Dans le trop bref printemps où tout amour s'abîme
Le soleil a décru...
Au doux charme assassin le cœur paye la dîme
Du chatoiement écru
Dont l'illusion huila de l'espoir les rouages
Et poussa nos vaisseaux
Jusqu'à la basse mer naviguée en ces âges
Qui nous firent vassaux
D'un Cupidon volage et des fleurs d’améthyste
Eclos du souvenir
Que le bonheur enfui fera pour jamais triste
Et qu'on voudrait bénir !
Nous retournant ainsi, mal changés en statue
Nous goûterons le sel
De cet impôt – gabelle – où c'est l'avoir qui tue,
Où le mieux tourne en fiel...
Dans l'amour comme dans la mort, il faut l'obole ;
L'Eros est plus charmant que ne l'est le Charon.
Et si l'on veut rester là-haut, sur l'acropole,
Montons à cru Pégase et ça, sans éperon.
Pourtant la douceur fade et le spleen sont un pôle
De notre humanité hérissée en chardon
A qui je verse (en place d'or), une babiole,
Comme un fruit trop mûr, mais ! mis sur un napperon...
Parcourir le chemin qui nous mène au perron
De cette arche idéale est long mais j'extrapole
Et cours Anaximandre en son bel apeiron
Défini tant par l'aléa que l'hyperbole.
Ces concepts ont mené, peut-être, au cyclotron ?
(Moi je cherche à remettre en route mon hydraule
Qui coince l'ut dans les aigus, et puis, c'est drôle...
Ce flottement, cette douleur cyclique...au tronc...)
La mélodie -enfer- que forge le féron
Claque et clique et, c'est sûr, son accent caracole
Et le pêcheur l'entend, sous le vol du héron,
Dès qu'il fend l'air de son espoir et de sa gaule.
Il te faut la montagne, et mon truc, c'est la Baule !
(Je frôle l'avécé, l'accident de chetron,
Avecque le bagout bouillant dans ton chaudron !)

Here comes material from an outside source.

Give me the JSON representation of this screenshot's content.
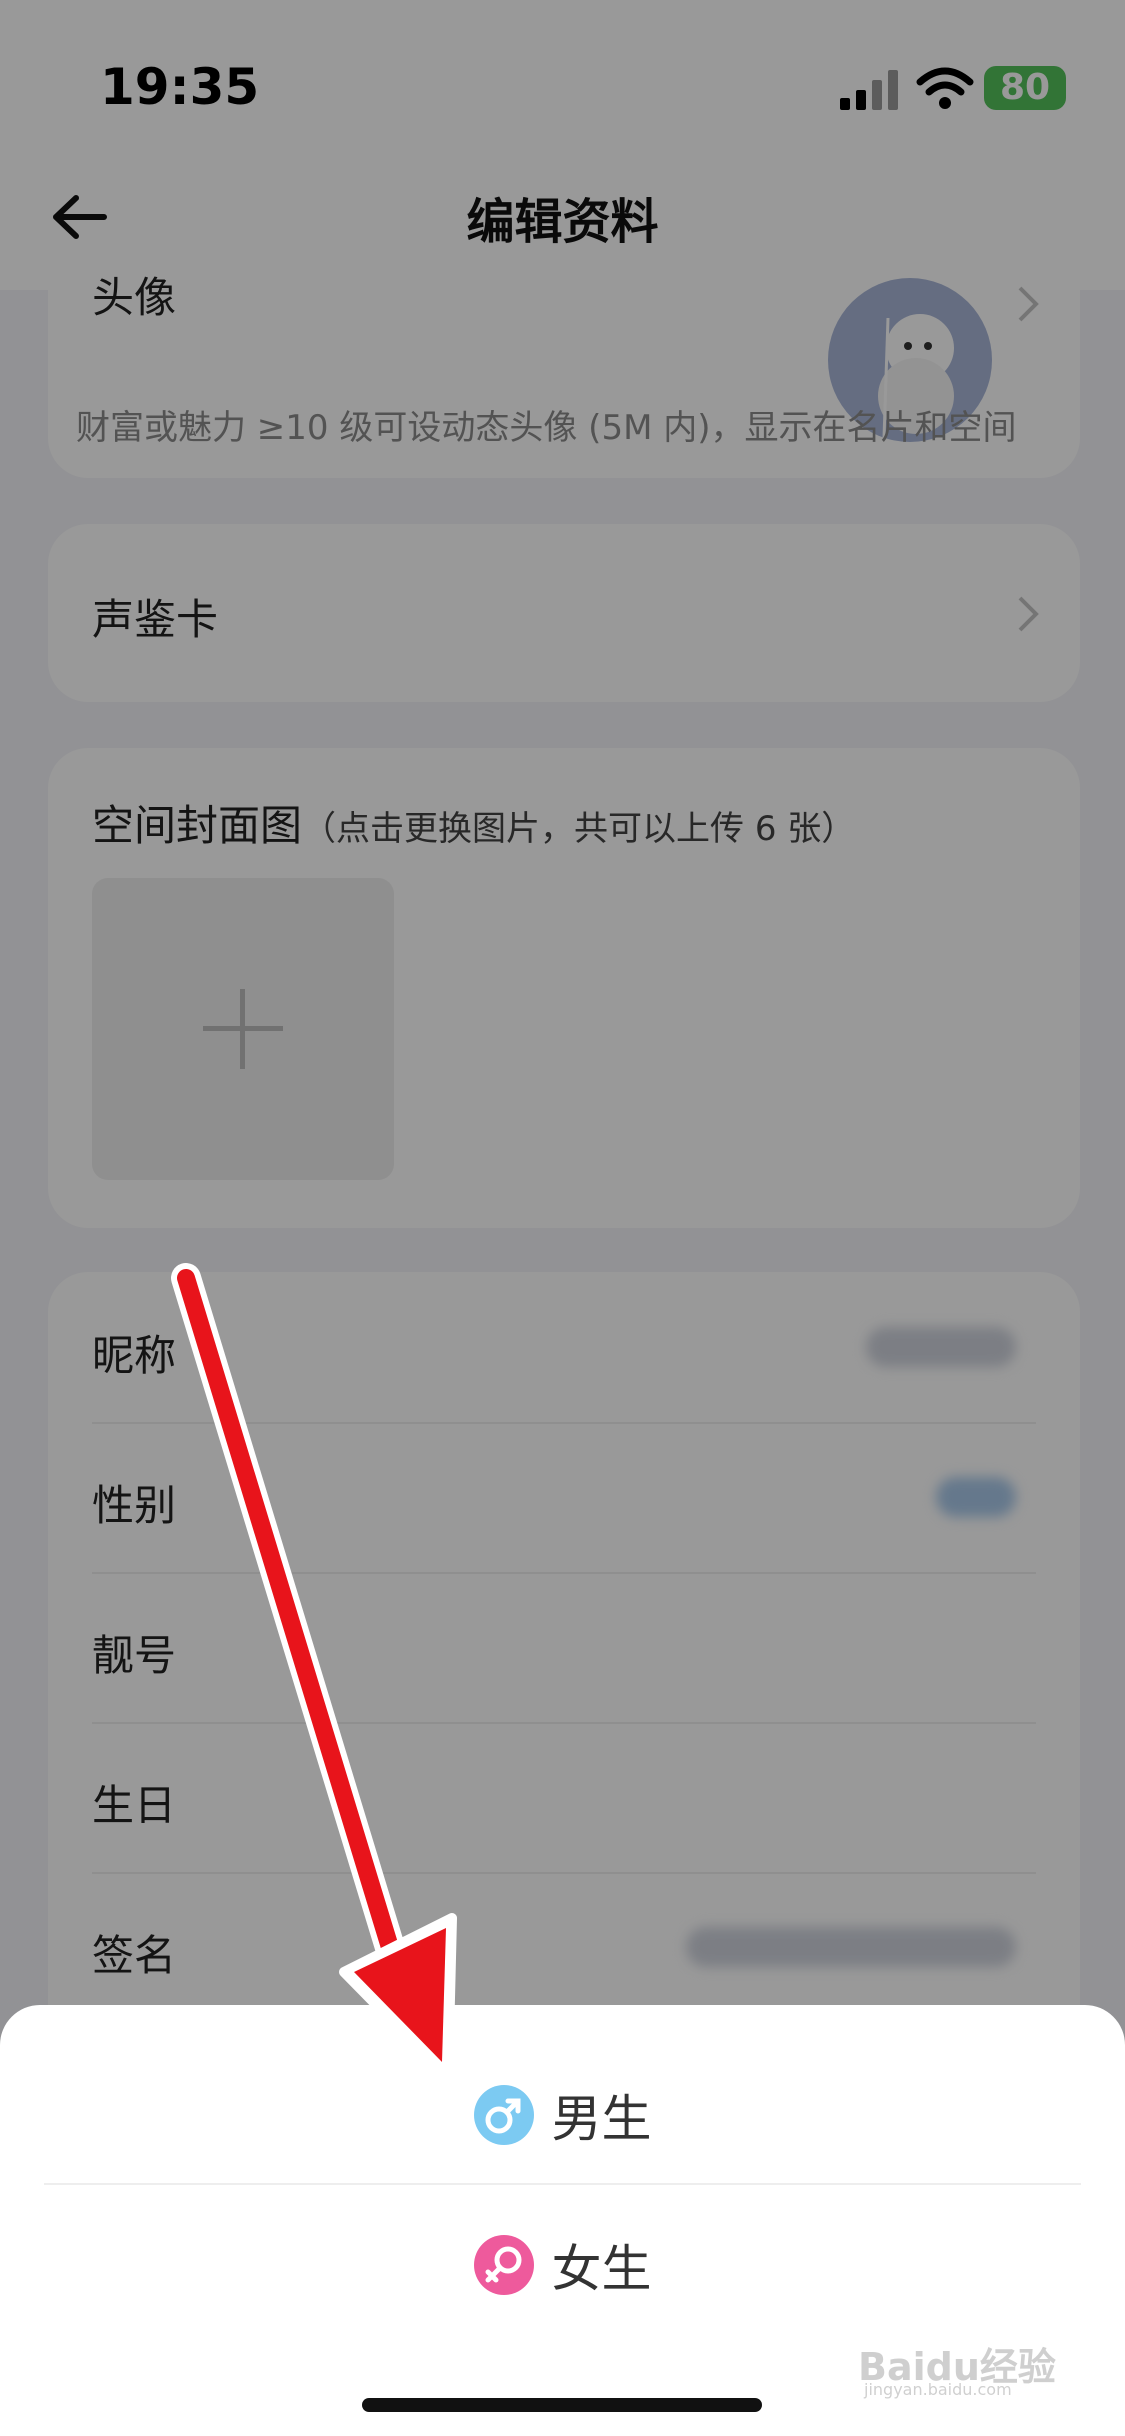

...Mais je m'égare, et je digresse, et rien ne colle !
Well. Avant ton décès, une ultime parole :
Ca m'est plaisir, avec toi, de jouer au Néron
D'enflammer la cité tel un sioux, un huron
Qui frôle l'ineptie et qui nage et qui crawle.
Je me meurs ! prête-moi ta secourable épaule,
Et de notre amitié si tue, ah ! Tacite, on
Ecrira ce grand règne où, buvant de la gnôle,
Nous piégeâmes le son tout en pêchant le ton !
Ah si l'art est au kif et si l'heure est au don,
Entends mon vers qui, là, s'amuse sur la tôle
D'un poulailler, quand l'œuf est sorti de sa geôle
Et qu'il hésite à sourire à l 'Armageddon.
Je te sais de la quarte un peu l'Agamemnon
Et, drapé dans tes vers comme au vair d'une étole,
Suivi par ton étoile, on dirait d'un roi, non ?
- César carnavalesque, un roi de farandole !
La valse, le foxtrot ou même un rigodon,
La poésie est englobante et c'est l'école
De tous les arts ; quand bien même il serait coton
De sentir, par le vers, le corps d'une cagole.